Dr. Sladky states that “our limited understanding of pain and analgesia in fish and invertebrates should not obscure our clinical decisions, and we should err on the side of fish and invertebrate well-being by making the assumption that conditions considered painful in humans and other mammals should be assumed to be potentially painful across all other vertebrate and invertebrate species.”

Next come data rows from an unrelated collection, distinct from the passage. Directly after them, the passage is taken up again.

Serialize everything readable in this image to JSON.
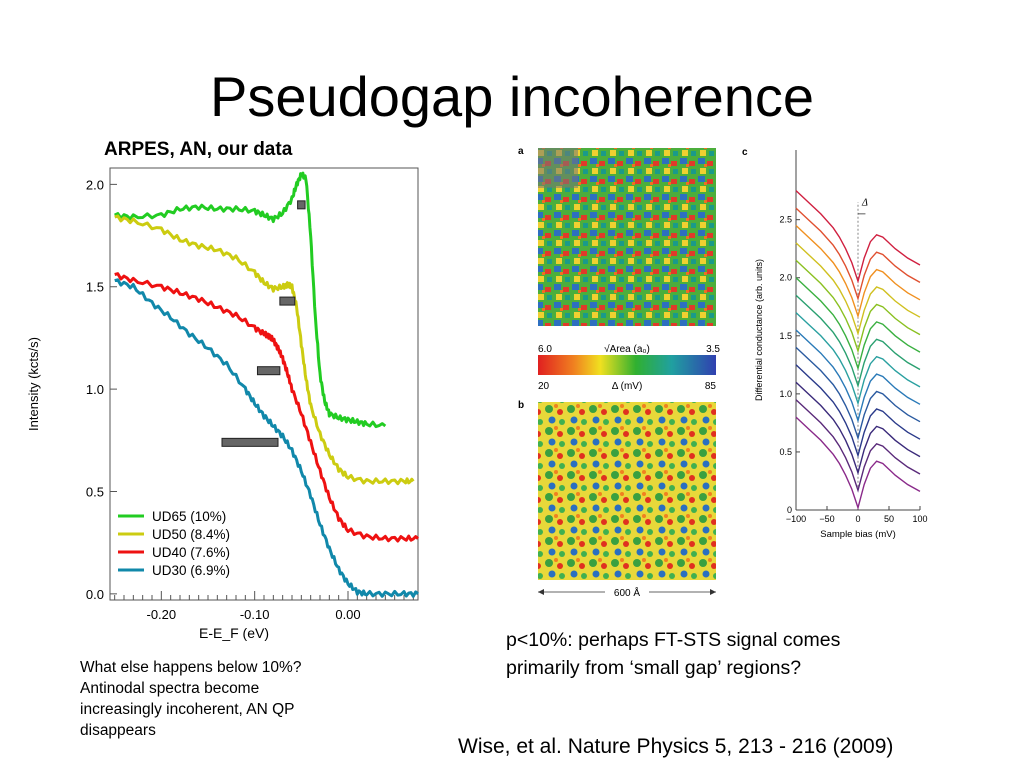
{
  "slide": {
    "title": "Pseudogap incoherence",
    "arpes_label": "ARPES, AN, our data",
    "note_left": [
      "What else happens below 10%?",
      "Antinodal spectra become",
      "increasingly incoherent, AN QP",
      "disappears"
    ],
    "note_right": [
      "p<10%: perhaps FT-STS signal comes",
      "primarily from ‘small gap’ regions?"
    ],
    "citation": "Wise, et al. Nature Physics 5, 213 - 216 (2009)"
  },
  "stm_panel": {
    "label_a": "a",
    "label_b": "b",
    "colorbar_top_left": "6.0",
    "colorbar_top_title": "√Area (a₀)",
    "colorbar_top_right": "3.5",
    "colorbar_bottom_left": "20",
    "colorbar_bottom_title": "Δ (mV)",
    "colorbar_bottom_right": "85",
    "scale_label": "600 Å"
  },
  "chart_data": [
    {
      "type": "line",
      "title": "",
      "xlabel": "E-E_F (eV)",
      "ylabel": "Intensity (kcts/s)",
      "xlim": [
        -0.255,
        0.075
      ],
      "ylim": [
        -0.03,
        2.08
      ],
      "xticks": [
        -0.2,
        -0.1,
        0.0
      ],
      "xtick_labels": [
        "-0.20",
        "-0.10",
        "0.00"
      ],
      "yticks": [
        0.0,
        0.5,
        1.0,
        1.5,
        2.0
      ],
      "ytick_labels": [
        "0.0",
        "0.5",
        "1.0",
        "1.5",
        "2.0"
      ],
      "legend_position": "bottom-left",
      "series": [
        {
          "name": "UD65 (10%)",
          "color": "#22cc22",
          "x": [
            -0.25,
            -0.23,
            -0.2,
            -0.18,
            -0.16,
            -0.14,
            -0.12,
            -0.1,
            -0.09,
            -0.08,
            -0.07,
            -0.06,
            -0.055,
            -0.05,
            -0.045,
            -0.04,
            -0.035,
            -0.03,
            -0.025,
            -0.02,
            -0.01,
            0.0,
            0.01,
            0.02,
            0.04
          ],
          "y": [
            1.85,
            1.84,
            1.85,
            1.88,
            1.89,
            1.88,
            1.88,
            1.87,
            1.85,
            1.83,
            1.86,
            1.93,
            2.0,
            2.05,
            2.03,
            1.75,
            1.35,
            1.07,
            0.94,
            0.88,
            0.86,
            0.85,
            0.84,
            0.83,
            0.82
          ]
        },
        {
          "name": "UD50 (8.4%)",
          "color": "#cccc11",
          "x": [
            -0.25,
            -0.23,
            -0.2,
            -0.18,
            -0.16,
            -0.14,
            -0.12,
            -0.1,
            -0.09,
            -0.08,
            -0.07,
            -0.065,
            -0.06,
            -0.055,
            -0.05,
            -0.045,
            -0.04,
            -0.03,
            -0.02,
            -0.01,
            0.0,
            0.02,
            0.04,
            0.06,
            0.07
          ],
          "y": [
            1.84,
            1.82,
            1.78,
            1.73,
            1.7,
            1.68,
            1.64,
            1.57,
            1.52,
            1.49,
            1.5,
            1.51,
            1.5,
            1.4,
            1.22,
            1.05,
            0.92,
            0.78,
            0.68,
            0.61,
            0.57,
            0.55,
            0.55,
            0.55,
            0.55
          ]
        },
        {
          "name": "UD40 (7.6%)",
          "color": "#ee1111",
          "x": [
            -0.25,
            -0.23,
            -0.2,
            -0.18,
            -0.16,
            -0.14,
            -0.12,
            -0.1,
            -0.09,
            -0.085,
            -0.08,
            -0.075,
            -0.07,
            -0.065,
            -0.06,
            -0.05,
            -0.04,
            -0.03,
            -0.02,
            -0.01,
            0.0,
            0.02,
            0.04,
            0.06,
            0.075
          ],
          "y": [
            1.56,
            1.53,
            1.5,
            1.47,
            1.44,
            1.4,
            1.36,
            1.3,
            1.27,
            1.26,
            1.24,
            1.2,
            1.15,
            1.08,
            1.0,
            0.88,
            0.74,
            0.6,
            0.47,
            0.37,
            0.31,
            0.28,
            0.27,
            0.27,
            0.27
          ]
        },
        {
          "name": "UD30 (6.9%)",
          "color": "#1188aa",
          "x": [
            -0.25,
            -0.23,
            -0.21,
            -0.19,
            -0.17,
            -0.15,
            -0.13,
            -0.11,
            -0.1,
            -0.09,
            -0.08,
            -0.07,
            -0.06,
            -0.05,
            -0.04,
            -0.03,
            -0.02,
            -0.01,
            0.0,
            0.01,
            0.02,
            0.04,
            0.06,
            0.075
          ],
          "y": [
            1.53,
            1.5,
            1.42,
            1.35,
            1.27,
            1.2,
            1.12,
            1.0,
            0.93,
            0.87,
            0.82,
            0.77,
            0.7,
            0.6,
            0.48,
            0.34,
            0.22,
            0.12,
            0.05,
            0.01,
            0.0,
            0.0,
            0.0,
            0.0
          ]
        }
      ]
    },
    {
      "type": "line",
      "title": "",
      "panel_label": "c",
      "xlabel": "Sample bias (mV)",
      "ylabel": "Differential conductance (arb. units)",
      "annotation": "Δ",
      "xlim": [
        -100,
        100
      ],
      "ylim": [
        0,
        3.1
      ],
      "xticks": [
        -100,
        -50,
        0,
        50,
        100
      ],
      "xtick_labels": [
        "−100",
        "−50",
        "0",
        "50",
        "100"
      ],
      "yticks": [
        0,
        0.5,
        1.0,
        1.5,
        2.0,
        2.5
      ],
      "ytick_labels": [
        "0",
        "0.5",
        "1.0",
        "1.5",
        "2.0",
        "2.5"
      ],
      "offsets": [
        0.0,
        0.15,
        0.3,
        0.45,
        0.6,
        0.75,
        0.9,
        1.05,
        1.2,
        1.35,
        1.5,
        1.65,
        1.8,
        1.95
      ],
      "colors": [
        "#8a2a8a",
        "#5a2a7a",
        "#3a2a7a",
        "#2a3a8a",
        "#2a5aa0",
        "#2a7ab8",
        "#2aa0a0",
        "#2aa070",
        "#3ab040",
        "#8ac020",
        "#d0c020",
        "#f09020",
        "#e05030",
        "#d02040"
      ],
      "base_curve": {
        "x": [
          -100,
          -80,
          -60,
          -40,
          -30,
          -20,
          -10,
          -5,
          0,
          5,
          10,
          20,
          30,
          40,
          60,
          80,
          100
        ],
        "y": [
          0.8,
          0.7,
          0.6,
          0.48,
          0.4,
          0.3,
          0.18,
          0.1,
          0.02,
          0.12,
          0.22,
          0.36,
          0.42,
          0.4,
          0.3,
          0.22,
          0.16
        ]
      }
    }
  ]
}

“Although peripheral nociceptors have not been identified in cephalopods, there are no published reports that anyone has investigated peripheral nociception in cephalopods. On the other hand, nociceptors have been identified in anemones, sea cucumbers, leeches, nematodes, Drosophila, and many other insects (Kavaliers 1988; Tobin & Bargmann 2004; Xu, et al. 2006; Smith & Lewin 2009; Puri & Faulkes 2010)…Many invertebrate species (earthworms, roundworms, molluscs, Drosophila) possess endogenous opioid receptors (Dalton & Widdowson 1989; Tobin & Bargmann 2004). Immunohistochemical staining indicated the presence of endogenous opioid receptors in nematodes (Prior et al. 2007). Mussels possess benzodiazepine and opioid receptors in their nervous systems (Gagne et al. 2010). In addition, there is genetic and physiologic evidence that invertebrates and vertebrates may have similar capacities with respect to pain and analgesia…”(Sladky 2014)
“Pain-associated behaviour of invertebrates has been described in multiple species. In sea anemones, crabs, crayfish, sea slugs, snails, flatworms, crickets, praying mantis and Drosophila, withdrawal responses are observed with thermal and mechanical noxious stimuli…”(Sladky 2014).
The paper by Dr. Sladky is definitely worth the read because it is a nice summary of all the discoveries that have been made about fish and invertebrates with relation to pain. Read it here: http://anzccart.org.nz/wp-content/uploads/2014/08/Sladky.pdf
Albeit slowly, science has shown us that invertebrate species are not as simple as we once thought. So I ask, what basis is there for not erring on the side that potentially oysters, and other invertebrates, that have yet to be studied in detail, also have the ability for these mechanisms and behaviors?
Would it not be unethical to apply standards to species that science has yet to fully study or understand?
Would it not be unethical and unfair to apply specific standards to species with completely different body forms that work in completely different ways than we could ever imagine?